Ainsi, il était arrivé au pouvoir. Lui, le dictateur de la transparence, celui qui avait promis au pays de révéler tous les secrets, ce qu’il nommait les turpitudes des autres… Car bien sûr, c’était toujours chez les autres, que se logeaient le mensonge, le secret qui spolie, empêche, vole, et détruit… Les gens étaient devenus de plus en plus intransigeants, exigeants toujours plus de révélations, de dévoilements, et partant, plus de sanctions, d’emprisonnements.
Et lui, le dictateur de la transparence avait profité de ce climat pour monter dans les sondages et se faire enfin élire par une majorité haineuse et justicière à la tête de l’État. Il avait tant promis… Notamment, il avait élaboré avec l’aide de chercheurs acquis à ses idées, un procédé chimique qui permettait de lire nos pensées dans notre cerveau. Ainsi, nous allions enfin pouvoir accéder à la vérité du sujet, distinguer le bon grain de l’ivraie chez tout un chacun.
Isabelle et Jean habitaient ce pays. Ils étaient jeunes et plein de talents ; ils s’aimaient depuis déjà huit ans, étaient encore éblouis l’un par l’autre, même si la période dite de lune de miel, était déjà un peu révolue. Ils avançaient dans la vie, ensemble, se projetaient ensemble dans un avenir heureux. Ils ne se sentaient pas tellement concernés par ce qui s’échafaudait dans les sphères politiques du pays, ils étaient trop occupés par eux-mêmes, leur travail, leur famille et leurs amis, et puis aussi, ils avaient renoncé peut-être à leurs aspirations de jeunesse à ces idéaux sociaux qui les portaient, pour se concentrer sur ce qui faisait leur quotidien le plus immédiat.

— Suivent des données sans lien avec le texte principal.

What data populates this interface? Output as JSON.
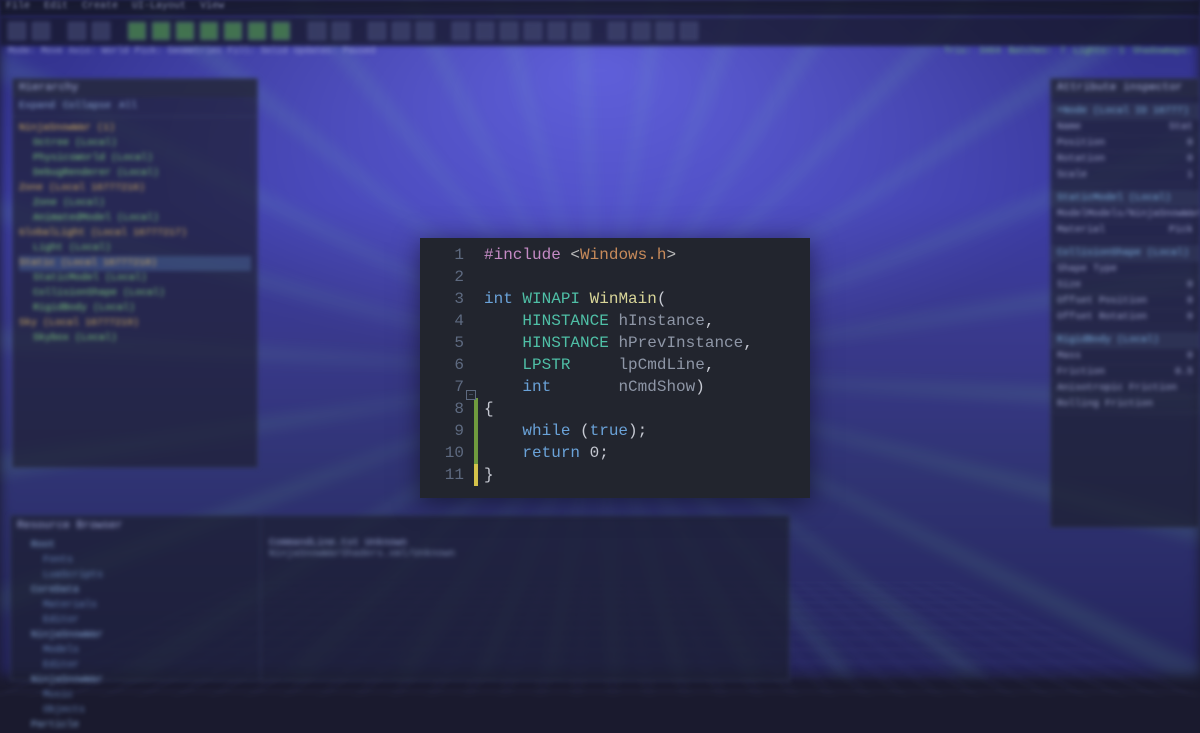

Ainsi quand le dictateur de la transparence avait été élu, ils s’étaient alarmés, bien sûr, mais ils avaient pensé que les institutions les protégeraient et que l’impact sur leur vie serait au total peu significatif, comme du reste, les alertes des écologistes pouvaient toujours faire penser que le danger c’est pour les autres, ceux qui sont loin (en Afrique ou en Asie) et qu’il suffit d’aller plus loin vers le nord pour ne pas être impacté.
Or voici que ce 18 mai, Isabelle et Jean, le matin, pendant leur petit déjeuner, avait entendu un bruit strident ; ça venait du dehors, c’était sur toute la ville, voire sur tout le pays, c’était un bruit tellement puissant, assourdissant qu’il était impossible d’y échapper. Ça avait duré quelques secondes, peut-être dix ou douze… Mais après un grand silence, s’était installé un blanc de bruit… Plus rien… Et immédiatement après, tout avait été différent, incompréhensible d’abord. Comme si tout le monde parlait en même temps… les pensées des uns et des autres livrées sur la place publique, dévoilées, directement compréhensibles.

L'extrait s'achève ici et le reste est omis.